APELAÇÃO CÍVEL. RESPONSABILIDADE CIVIL EM ACIDENTE DE TRÂNSITO. AÇÃO INDENIZATÓRIA. TRATANDO-SE A RÉ DE SOCIEDADE DE ECONOMIA MISTA, AINDA QUE PRESTADORA DE SERVIÇO PÚBLICO, A QUAL EXECUTA ATIVIDADE EM REGIME DE CONCORRÊNCIA, NÃO SE ESTENDEM OS PRIVILÉGIOS INERENTES A FAZENDA PÚBLICA. INAPLICABILIDADE DO DISPOSTO NA LEI 9.494/97. CONDENAÇÃO AO PAGAMENTO DA INTEGRALIDADE DAS CUSTAS. HONORÁRIOS ADVOCATÍCIOS FIXADOS COM BASE NO ART. 85, § 2° E 11° DO CPC/2015. À UNANIMIDADE, DERAM PROVIMENTO AO RECURSO. (Apelação Cível Nº 70073034233, Décima Primeira Câmara Cível, Tribunal de Justiça do RS, Relator: Katia Elenise Oliveira da Silva, Julgado em 10/05/2017) – Grifou-se

Sobre o tema cito o seguinte julgado deste Colegiado:

AGRAVO INTERNO EM CONFLITO DE COMPETÊNCIA. TRANSPORTE. AÇÃO DE REPARAÇÃO DE DANOS. A Carris é uma sociedade de economia mista, não tendo, portanto, o direito de demandar e ser demandada em uma das Varas da Fazenda Pública da comarca de Porto Alegre, por não elencada no rol das pessoas referidas pelo art. 84, V, do COJE. Do mesmo modo, a alegação de que a recorrente estaria sujeita ao regime de precatórios para o pagamento de seus débitos, não resta prejudicada pelo fato de ser demandada no juízo cível. Precedentes desta corte. AGRAVO DESPROVIDO. UNÂNIME.(Agravo, Nº 70077680031, Décima Segunda Câmara Cível, Tribunal de Justiça do RS, Relator: Pedro Luiz Pozza, Julgado em: 26-07-2018)

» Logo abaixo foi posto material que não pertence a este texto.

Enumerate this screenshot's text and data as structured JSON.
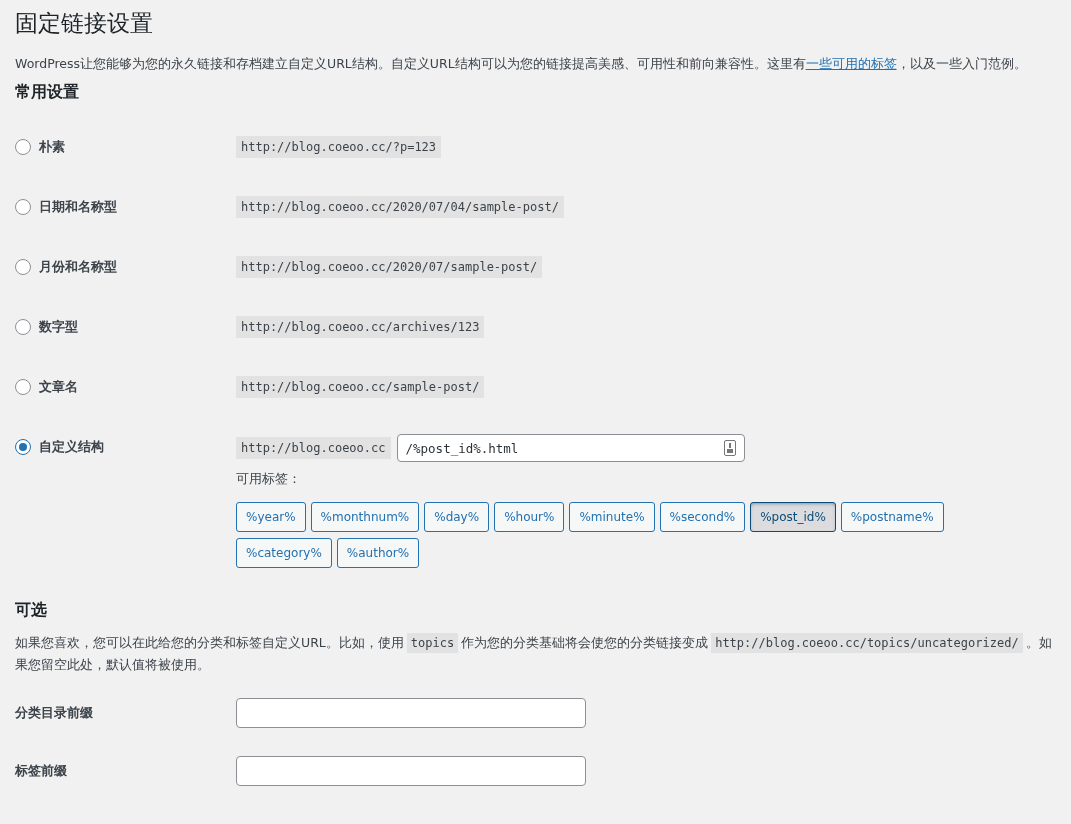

Superada a preliminar, passo ao exame do mérito.

O Supremo Tribunal Federal consolidou o entendimento de que “as pessoas jurídicas de direito privado, prestadoras de serviço público, respondem objetivamente pelos prejuízos que causarem a terceiros usuários e não usuários do serviço", conforme julgamento, em repercussão geral, do RE nº 591.874/MS.

CONSTITUCIONAL. RESPONSABILIDADE DO ESTADO. ART. 37, § 6º, DA CONSTITUIÇÃO. PESSOAS JURÍDICAS DE DIREITO PRIVADO PRESTADORAS DE SERVIÇO PÚBLICO....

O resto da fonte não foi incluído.